Proving grammar can be funny
Published 7:22 pm Thursday, May 20, 2021
“Only in grammar can you be more than perfect.”—William Safire
ROLLING FORK — No, I do not think myself the next William Safire, though that distinguished man of letters would certainly be a superior role model for anyone with anything more than a casual affection for the English language.
Safire, who graced some of the more elevated niches of American society from 1929 to 2009, may quite possibly have been the last true Republican Renaissance man — author, master of repartee’, Pulitzer Prize-winning columnist, speech writer of such talent as to almost (if not quite) lend a touch of eloquence to the utterings of Richard Nixon and lexophile par excellence.
He not only wrote a regular feature in the New York Times on language, but also a couple of books on the subject too often thought dry by too many, that were moistened considerably by his wit as keen as a rapier’s tip.
So, you think you want to write for a living? Think that would be a snap? Read “How Not to Write: The Essential Misrules of Grammar,” and be ready to be both chastened and disabused of the notion.
I sometimes think that grammar and the parts of speech are like the opposite of algebra in the brain left/right discussion, with the difference being that if cleverly enough approached, the language can be made humorous, whereas there is just not one damn thing funny about the math. To that end, with the enormous aid of a dear friend of longstanding (Kindly note I did not fall into one of Safire’s word traps by calling her an “old friend,” for which I might not live long enough to merit forgiveness.), what follows are examples of what paying attention all those years in English class combined with some cleverness can produce. Of course, I am afraid it really does indicate the truth of what Kurt Vonnegut once observed: “If you want to break the rules of grammar, first learn the rules of grammar.”
And so, dedicated to the hard-working English teachers everywhere, enjoy:
• An Oxford comma walks into a bar where it spends the evening watching the television, getting drunk, and smoking cigars.
• A dangling participle walks into a bar. Enjoying a cocktail and chatting with the bartender, the evening passes pleasantly.
• An oxymoron walked into a bar and the silence was deafening.
• A bar was walked into by the passive voice.

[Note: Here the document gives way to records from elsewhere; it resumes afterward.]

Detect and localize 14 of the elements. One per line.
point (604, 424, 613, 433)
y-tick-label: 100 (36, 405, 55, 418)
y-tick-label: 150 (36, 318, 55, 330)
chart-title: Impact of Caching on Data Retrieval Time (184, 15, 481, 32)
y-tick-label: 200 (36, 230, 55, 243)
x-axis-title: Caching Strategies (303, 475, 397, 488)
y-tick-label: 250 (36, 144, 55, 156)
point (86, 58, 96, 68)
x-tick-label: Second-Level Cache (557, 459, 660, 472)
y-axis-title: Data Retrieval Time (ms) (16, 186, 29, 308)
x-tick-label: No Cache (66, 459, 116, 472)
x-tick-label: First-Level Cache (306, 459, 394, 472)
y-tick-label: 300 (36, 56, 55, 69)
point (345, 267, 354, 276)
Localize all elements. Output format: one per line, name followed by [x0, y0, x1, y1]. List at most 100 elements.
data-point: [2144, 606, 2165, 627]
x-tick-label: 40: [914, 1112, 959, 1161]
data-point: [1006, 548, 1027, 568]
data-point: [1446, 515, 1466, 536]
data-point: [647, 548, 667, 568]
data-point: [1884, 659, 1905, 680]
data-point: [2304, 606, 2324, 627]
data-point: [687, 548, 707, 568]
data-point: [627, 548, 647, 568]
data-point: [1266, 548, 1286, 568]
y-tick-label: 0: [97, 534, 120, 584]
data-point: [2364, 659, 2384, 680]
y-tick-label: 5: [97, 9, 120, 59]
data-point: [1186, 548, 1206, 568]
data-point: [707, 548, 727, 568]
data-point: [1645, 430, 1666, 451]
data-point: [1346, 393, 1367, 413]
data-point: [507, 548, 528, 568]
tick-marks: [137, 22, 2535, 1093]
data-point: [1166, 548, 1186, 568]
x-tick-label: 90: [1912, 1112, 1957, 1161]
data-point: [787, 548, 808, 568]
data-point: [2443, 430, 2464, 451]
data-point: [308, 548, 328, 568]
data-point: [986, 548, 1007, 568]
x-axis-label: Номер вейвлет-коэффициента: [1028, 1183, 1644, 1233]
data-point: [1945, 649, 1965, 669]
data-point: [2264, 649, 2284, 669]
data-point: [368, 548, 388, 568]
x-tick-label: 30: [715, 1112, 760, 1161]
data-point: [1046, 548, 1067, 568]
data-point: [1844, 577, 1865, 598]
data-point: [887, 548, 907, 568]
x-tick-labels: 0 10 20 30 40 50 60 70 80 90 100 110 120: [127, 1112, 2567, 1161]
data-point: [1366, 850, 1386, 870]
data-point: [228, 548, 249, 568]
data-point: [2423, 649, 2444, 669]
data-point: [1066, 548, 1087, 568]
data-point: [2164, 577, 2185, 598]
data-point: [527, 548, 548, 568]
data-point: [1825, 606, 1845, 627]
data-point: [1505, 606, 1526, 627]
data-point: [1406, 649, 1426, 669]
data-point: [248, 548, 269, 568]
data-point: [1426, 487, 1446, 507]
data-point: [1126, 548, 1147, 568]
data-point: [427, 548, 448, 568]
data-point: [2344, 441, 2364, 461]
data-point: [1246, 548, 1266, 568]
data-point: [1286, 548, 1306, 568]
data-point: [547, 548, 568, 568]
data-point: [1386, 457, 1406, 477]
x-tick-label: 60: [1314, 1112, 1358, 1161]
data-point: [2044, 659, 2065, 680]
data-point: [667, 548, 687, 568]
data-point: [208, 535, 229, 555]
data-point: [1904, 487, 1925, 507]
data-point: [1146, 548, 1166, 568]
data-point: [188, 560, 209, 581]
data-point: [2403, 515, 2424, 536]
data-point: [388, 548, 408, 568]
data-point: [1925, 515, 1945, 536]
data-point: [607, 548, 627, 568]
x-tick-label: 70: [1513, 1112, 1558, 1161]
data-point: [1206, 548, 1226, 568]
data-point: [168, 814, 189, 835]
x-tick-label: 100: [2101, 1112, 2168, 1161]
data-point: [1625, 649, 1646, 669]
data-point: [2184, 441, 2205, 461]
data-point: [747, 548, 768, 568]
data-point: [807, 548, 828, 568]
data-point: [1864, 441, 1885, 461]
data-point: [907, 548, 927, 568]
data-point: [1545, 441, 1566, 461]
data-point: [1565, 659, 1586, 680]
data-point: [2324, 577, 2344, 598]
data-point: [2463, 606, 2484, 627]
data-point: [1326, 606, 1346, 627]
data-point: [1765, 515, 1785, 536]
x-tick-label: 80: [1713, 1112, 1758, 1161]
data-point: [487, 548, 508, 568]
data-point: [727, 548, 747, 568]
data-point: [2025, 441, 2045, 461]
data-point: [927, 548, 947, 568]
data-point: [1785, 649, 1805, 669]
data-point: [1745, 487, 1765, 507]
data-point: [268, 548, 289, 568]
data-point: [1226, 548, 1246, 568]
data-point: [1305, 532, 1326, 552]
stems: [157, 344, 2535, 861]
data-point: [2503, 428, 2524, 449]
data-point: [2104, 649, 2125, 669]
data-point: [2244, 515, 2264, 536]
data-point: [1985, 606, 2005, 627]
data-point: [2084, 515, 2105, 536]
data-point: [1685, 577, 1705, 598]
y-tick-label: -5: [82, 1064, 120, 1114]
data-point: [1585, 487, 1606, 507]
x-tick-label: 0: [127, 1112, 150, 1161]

• Two quotation marks walk into a “bar.”
• (One of my two favorites.) A malapropism walks into a bar, looking for all intensive purposes like a wolf in cheap clothing, muttering epitaphs and casting dispersions on his magnificent other, who takes him for granite.
• Hyperbole totally rips into this insane bar and absolutely destroys everything.
• A question mark walks into a bar?
• A non sequitur walks into a bar. In a strong wind, even turkeys can fly.
• Papyrus and Comic Sans walk into a bar. The bartender says, “Get out, we don’t serve your type.”
• A mixed metaphor walks into a bar, seeing the handwriting on the wall but hoping to nip it in the bud.
• A comma splice walks into a bar, it has a drink and then leaves.
• Three intransitive verbs walk into a bar. They sit. They converse. They depart.
• A synonym strolls into a tavern.
• At the end of the day, a cliche’ walks into a bar—fresh as a daisy, cute as a button and sharp as a tack.
• A run-on sentence walks into a bar it starts flirting. With a cute little sentence fragment.
• Falling softly, softly falling, the chiasmus collapses to the bar floor.
• A figure of speech literally walks into a bar and ends up getting figuratively hammered.
• An allusion walks into a bar, despite the fact that alcohol is its Achilles heel.
• The subjunctive would have walked into a bar, had it only known.
• A misplaced modifier walks into a bar owned by a man with a glass eye named Ralph.
• The past, present and future walk into a bar. It was tense.
• A dyslexic walks into a bra.
• A verb walks into a bar, sees a beautiful noun, and suggests they conjugate. The noun declines.
• A simile walks into a bar, as parched as the desert.
• A gerund and an infinitive walk into a bar, drinking to forget.
And being a fan of such, this one is my other favorite: A hyphenated word and non-hyphenated word walk into a bar and the bartender nearly chokes on the irony.
Ray Mosby is editor and publisher of the Deer Creek Pilot in Rolling Fork.